05/2/19 / by Jesse Griffith

day 2

I awoke with self doubt.

I am plagued and riddled by this thought pattern. It can take all the effort I have just to get by. It isn’t always sustained, it comes back from time to time, sometimes out of nowhere. I drove to work second guessing everything, letting that doubt overtake and conquer the morning. The Iceman, Wim Hof whose breathing technique I am introducing to my daily routine said "Don't think about it, just do it."

As soon as I reached the hill overlooking Cheverie, the Bay and the Salt Marshes I was overcome with joy. I let everything drop away and allow the beauty to swallow me. I couldn't have been more excited to just pick up the guitar and see what it had to offer today. The first guitar lesson I had in about 10 years was over skype with the great Derek Gripper last year. Known for his adaptations of Toumani Diabate's incredible kora playing, he suggested I don't try to "practice" at all. Instead, see what the instrument has to offer that day, that moment, unburdened by what I played like the day, the week, the year or the decade before. What an inspiring tactic.

As the sun gains her springtime strength almost by the minute, I let the bird songs take flight. The wind was a whisper today. Not the growl of yesterday. I felt like my music today would be the connecting tissue between these quiet gusts and the birdsongs. Giving over to the unknown and simply allowing it all to unfold the way it was meant. At some points I followed the flight, other times I was leading things onward.

Transfixed on a circular pattern this afternoon I sat motionless other than my fingertips on the strings. As a child I learned If I leaned the guitar's headstock onto a wall, wooden table or chair, anything that resonates, it can amplify the instrument in profound ways. If I put my ear directly on the side of that object, a world opens up. I lose where I am, and don’t care where I’ve been and am solely focused on the spacious and intimate sounds these notes and rests create. Stepping heart and foot into the Camera Obscura engulfs me in similar ways. I grew up doing this to not disturb the other five members of my household growing up. More enormous than I and smaller than a speck of sand these vibrations pass through and into and out of. I stumbled upon this world early on, and tried to keep it guarded and sacred. This guarding does not serve my purpose anymore. It had to take my 34 years of life to learn this. There is hope knowing this world of using guitar as transfer of sound energy always exists. The vibrations can still enter the bloodstream and affect our molecules, altering the DNA of our makeup. An inside perspective, where’d I’d always be an outsider.

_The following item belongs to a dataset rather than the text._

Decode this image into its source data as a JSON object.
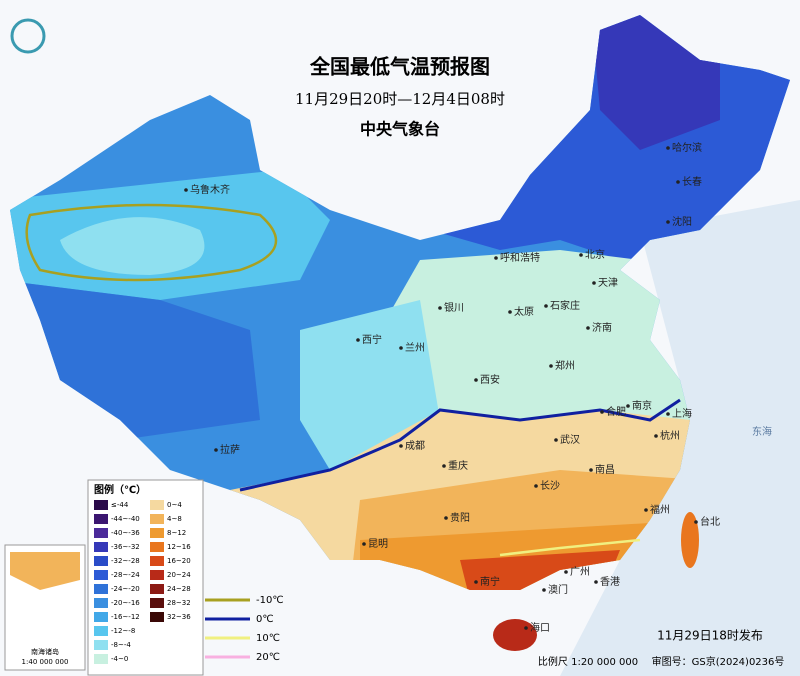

With the discovery of the Wandarian mode, it hearkens back to those early childhood struggles, but a way of also breaking free from the old constraints (creating new ones in doing so). Out of the many profound lessons I had while studying the guitar in university, the juxtaposition of giving yourself specific parameters has the ability to open up into the infinite. For instance, playing a scale using only a single string, or improvising a solo over any jazz standard within five frets using one string. These limitations lead to a myriad of articulations and nuances often not investigated or taught in the status quo of guitar vernacular, leading to discoveries and explorations in all directions.

The creative process is messy. It takes many twists and wrong turns to find truth. Hopefully the connective threads are interesting, musical as one navigates through. The important part is to keep seeking.